Marilyn asked: Who decides where you will go next? Are you on a commercial venture? The short answer is: She's a tramp....and she does what she's told.
Have you ever heard of a tramp ship? Back in the day there were a lot ships that were considered tramps. Back when the majority of cargo was loaded by hand in exotic ports. For example, a ship going to South America may load bagged grain and it may have taken three weeks. Ships used to get cargo orders that would take them to said port and they may not know when they were loading cargo where they'd be discharging it. Sometimes the cargo orders were split - go to this port load this much then go to this port and load the rest - discharge this much here, here and here. While the vessel would be accomplishing their tasks the managers would be desperately looking for their next cargo. When they were moving between ports it was called 'tramping around'.
Tramp ships still exist - there just aren't too many of them in the US Flag fleet. Containerships would be considered a 'liner'. Vessels in the liner service know for months ahead of time exactly when they'll be in which port. There is very little deviation from their schedule - in fact a deviation from the schedule is a really big deal. If one containership is behind schedule then all the containerships are behind schedule. Large containership terminals move 'em in and move 'em out like clockwork.
In the United State most tankers operate 'coast wise'. Meaning they'll stay along the coast. For example load in Alaska discharge in Washington, Oregon and California then back to Alaska. This is because these tankers are built in the states and are considered 'Jones Act Vessels'. In order for a ship to trade between two US ports its keel must be laid in the US. Tankers that are on runs like this are almost like liners. They tend to be on long term charter with an oil company. For example when I ran on the West Coast my ship was chartered to Tesoro and we carried product for Tesoro. We knew what ports we'd be going to for about two months ahead of time. There are a lot more delays associated with tankers so we couldn't bank on the exact day but for the most part we knew when they'd want us there.
While tankers in the states don't usually tramp around it is fairly common in the foreign fleet. It's called the spot market. Tankers will often time anchor until prices are just right then you'll see five tankers leave the anchorage at the same time. I witnessed this a lot in Fujairah, UAE. Sometimes tankers would anchor there for over a month until their operators could find a cargo for them.
The tanker I'm on now is not a Jones Act Vessel which means we can never trade stateside. I am as close to a tramp ship as a US Flagged tanker will probably ever be.
When operators pick up a contract for their vessel it is called a charter or a charter party. The person who owns the cargo - or who has arranged for the cargo to be moved is called the charterer. There are a different types of charters but I've only dealt with three: voyage charters, time charters and bareboat charters. A voyage charter is exactly that - only good for one voyage - pick up cargo here and take it there - then you're done - this makes you a tramper. A time charter is good for a specified amount of time - in that time period you will move whatever they tell you to but, you'll probably receive a schedule. A bareboat charter means that the charterer receives just that a bare boat. They will find the crew and they will operate it. I've been on ships that have had the company do very complicated things like bareboat chartering the ship out - the bareboat operator will then charter it back to the company for technical management. You are essentially being operated by the original company but the in between company provides crewing and payroll services. Complicated, right?!
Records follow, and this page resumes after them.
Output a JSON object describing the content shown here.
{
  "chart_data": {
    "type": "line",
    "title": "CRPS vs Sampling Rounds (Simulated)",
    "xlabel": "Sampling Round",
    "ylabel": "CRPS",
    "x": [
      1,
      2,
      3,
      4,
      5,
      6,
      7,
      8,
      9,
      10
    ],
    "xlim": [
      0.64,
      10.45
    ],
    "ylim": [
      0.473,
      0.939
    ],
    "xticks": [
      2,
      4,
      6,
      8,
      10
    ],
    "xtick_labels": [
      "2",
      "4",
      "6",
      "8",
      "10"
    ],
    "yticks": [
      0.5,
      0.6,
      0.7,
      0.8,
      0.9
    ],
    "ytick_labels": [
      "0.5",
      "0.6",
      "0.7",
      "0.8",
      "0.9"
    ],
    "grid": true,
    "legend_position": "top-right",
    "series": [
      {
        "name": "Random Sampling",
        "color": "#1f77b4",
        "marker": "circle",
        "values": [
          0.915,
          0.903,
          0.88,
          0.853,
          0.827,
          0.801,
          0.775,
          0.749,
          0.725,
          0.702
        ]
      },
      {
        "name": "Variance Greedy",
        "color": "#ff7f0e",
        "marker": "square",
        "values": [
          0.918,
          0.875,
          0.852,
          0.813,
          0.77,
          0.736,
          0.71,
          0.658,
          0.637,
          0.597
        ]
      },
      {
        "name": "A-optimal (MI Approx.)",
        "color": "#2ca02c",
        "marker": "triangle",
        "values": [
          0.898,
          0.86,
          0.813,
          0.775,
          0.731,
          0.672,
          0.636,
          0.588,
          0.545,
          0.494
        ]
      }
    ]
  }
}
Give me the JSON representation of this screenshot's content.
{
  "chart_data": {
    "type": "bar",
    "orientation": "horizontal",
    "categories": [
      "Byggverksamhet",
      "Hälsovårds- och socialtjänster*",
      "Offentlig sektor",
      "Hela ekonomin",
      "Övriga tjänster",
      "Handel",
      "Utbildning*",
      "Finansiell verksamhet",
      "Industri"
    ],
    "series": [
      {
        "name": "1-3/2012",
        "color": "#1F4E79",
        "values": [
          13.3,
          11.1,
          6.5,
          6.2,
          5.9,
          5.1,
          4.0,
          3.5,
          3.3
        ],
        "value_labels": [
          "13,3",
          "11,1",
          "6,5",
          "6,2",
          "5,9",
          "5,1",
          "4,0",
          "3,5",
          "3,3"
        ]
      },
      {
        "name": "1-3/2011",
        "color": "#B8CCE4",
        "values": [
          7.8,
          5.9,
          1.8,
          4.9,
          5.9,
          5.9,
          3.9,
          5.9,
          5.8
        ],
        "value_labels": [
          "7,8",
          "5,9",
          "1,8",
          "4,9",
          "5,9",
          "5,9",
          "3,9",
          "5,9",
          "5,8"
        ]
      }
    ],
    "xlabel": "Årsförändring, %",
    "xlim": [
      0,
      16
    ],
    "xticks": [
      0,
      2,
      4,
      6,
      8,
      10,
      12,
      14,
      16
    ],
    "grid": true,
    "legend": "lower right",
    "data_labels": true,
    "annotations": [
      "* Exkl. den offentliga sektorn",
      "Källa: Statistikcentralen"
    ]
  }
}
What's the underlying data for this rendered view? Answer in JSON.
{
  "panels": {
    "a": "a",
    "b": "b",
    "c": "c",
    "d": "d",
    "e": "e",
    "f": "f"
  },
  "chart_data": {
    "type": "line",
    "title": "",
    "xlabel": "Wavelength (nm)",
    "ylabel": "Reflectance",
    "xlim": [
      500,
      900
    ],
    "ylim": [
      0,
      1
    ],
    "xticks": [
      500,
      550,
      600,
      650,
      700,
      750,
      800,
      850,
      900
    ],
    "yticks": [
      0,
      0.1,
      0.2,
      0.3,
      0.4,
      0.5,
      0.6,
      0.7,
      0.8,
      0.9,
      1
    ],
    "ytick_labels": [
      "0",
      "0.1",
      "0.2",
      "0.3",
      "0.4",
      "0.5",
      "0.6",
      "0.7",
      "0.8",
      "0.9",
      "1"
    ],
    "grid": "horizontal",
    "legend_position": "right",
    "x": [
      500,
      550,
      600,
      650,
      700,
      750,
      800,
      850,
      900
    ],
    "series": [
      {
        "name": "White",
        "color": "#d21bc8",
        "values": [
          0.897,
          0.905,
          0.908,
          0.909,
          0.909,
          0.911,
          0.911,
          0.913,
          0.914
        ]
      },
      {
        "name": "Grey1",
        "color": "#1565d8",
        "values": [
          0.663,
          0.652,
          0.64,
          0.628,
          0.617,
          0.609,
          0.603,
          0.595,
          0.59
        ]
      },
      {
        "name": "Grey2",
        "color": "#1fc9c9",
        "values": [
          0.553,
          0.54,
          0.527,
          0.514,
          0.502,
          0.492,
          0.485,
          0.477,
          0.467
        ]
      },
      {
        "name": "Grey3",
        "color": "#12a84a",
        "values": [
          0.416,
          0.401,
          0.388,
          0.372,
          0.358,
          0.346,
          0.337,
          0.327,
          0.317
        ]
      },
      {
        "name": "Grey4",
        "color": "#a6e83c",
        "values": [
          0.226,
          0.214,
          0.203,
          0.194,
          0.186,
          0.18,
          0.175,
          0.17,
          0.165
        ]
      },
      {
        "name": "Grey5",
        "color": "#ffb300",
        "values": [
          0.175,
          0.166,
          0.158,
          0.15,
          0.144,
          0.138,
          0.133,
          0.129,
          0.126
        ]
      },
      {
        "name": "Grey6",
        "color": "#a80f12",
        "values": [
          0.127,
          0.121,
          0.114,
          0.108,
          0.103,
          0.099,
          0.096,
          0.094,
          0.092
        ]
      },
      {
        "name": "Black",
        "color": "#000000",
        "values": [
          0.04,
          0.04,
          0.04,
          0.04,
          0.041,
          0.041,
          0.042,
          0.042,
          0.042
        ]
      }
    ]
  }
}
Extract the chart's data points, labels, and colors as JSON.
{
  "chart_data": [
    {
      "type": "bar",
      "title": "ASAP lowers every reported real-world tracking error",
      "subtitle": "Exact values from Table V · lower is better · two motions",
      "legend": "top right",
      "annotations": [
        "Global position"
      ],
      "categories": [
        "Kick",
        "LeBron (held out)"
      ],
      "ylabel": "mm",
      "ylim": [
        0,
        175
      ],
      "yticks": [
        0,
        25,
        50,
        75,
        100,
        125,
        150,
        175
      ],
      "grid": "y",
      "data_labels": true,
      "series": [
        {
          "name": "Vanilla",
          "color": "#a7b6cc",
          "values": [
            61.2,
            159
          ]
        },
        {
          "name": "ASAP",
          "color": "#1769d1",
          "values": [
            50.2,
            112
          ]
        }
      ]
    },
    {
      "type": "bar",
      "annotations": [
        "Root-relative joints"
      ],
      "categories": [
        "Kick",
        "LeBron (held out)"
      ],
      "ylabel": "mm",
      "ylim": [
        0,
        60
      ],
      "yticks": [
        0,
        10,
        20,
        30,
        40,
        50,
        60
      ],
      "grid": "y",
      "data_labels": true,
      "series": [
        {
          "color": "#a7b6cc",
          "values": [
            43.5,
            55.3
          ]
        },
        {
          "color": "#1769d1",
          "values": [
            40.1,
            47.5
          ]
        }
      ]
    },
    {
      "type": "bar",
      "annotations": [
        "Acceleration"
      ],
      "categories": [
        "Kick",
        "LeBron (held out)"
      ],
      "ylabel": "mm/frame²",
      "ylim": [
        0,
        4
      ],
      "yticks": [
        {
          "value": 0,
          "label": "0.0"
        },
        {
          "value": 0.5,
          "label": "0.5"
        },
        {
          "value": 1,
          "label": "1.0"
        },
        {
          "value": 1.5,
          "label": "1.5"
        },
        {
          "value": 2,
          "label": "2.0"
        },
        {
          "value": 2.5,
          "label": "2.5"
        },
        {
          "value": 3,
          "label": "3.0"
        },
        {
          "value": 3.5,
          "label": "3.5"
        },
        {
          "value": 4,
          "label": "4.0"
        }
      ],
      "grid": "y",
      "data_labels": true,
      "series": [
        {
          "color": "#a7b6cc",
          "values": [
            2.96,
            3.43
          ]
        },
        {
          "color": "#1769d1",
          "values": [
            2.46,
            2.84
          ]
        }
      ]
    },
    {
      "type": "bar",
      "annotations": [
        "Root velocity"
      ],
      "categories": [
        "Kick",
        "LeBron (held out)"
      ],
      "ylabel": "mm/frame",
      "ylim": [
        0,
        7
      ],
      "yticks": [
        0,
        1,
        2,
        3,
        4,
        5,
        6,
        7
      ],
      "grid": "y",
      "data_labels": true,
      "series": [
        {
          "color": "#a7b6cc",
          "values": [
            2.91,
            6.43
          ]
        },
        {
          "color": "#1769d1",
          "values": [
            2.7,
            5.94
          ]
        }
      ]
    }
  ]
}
Operating overseas we stay busy with a mixture of time and voyage charters. We very rarely receive a time charter that is more than 75-90 days long (when I was chartered for Tesoro they were much longer time charters). Lots of times our time charter will be for about 30 days with about 14-21 days until the next time charter is available. To stay busy in the interim our business unit will look for voyage charters. For the most part, our time charters come from the government however; we still retain our commercial status.
This trip to Russia is courtesy of a voyage charter. Pick it up drop it off....no prob! I'm still not sure where the cargo will be dropped off.
While going to Russia and transiting the Black Sea is very exciting it's an insane amount of work. To say that it is a navigational challenge is putting it mildly. Most times, when we receive orders for a voyage charter I don't have the charts. We will order the chart locally and then I will scramble around creating a voyage plan.
For this specific trip the Captain received a phone call at 1800 saying proceed to Russia. He woke me up at 1815 and by 1830 we were underway. Needless to say, it is almost impossible to dot your i's and cross your t's. I've managed to stay 24 hours ahead of the ship on the charts but just by the hairs on my chinny chin chin.
On that note....I need to go dot some i's and cross some t's.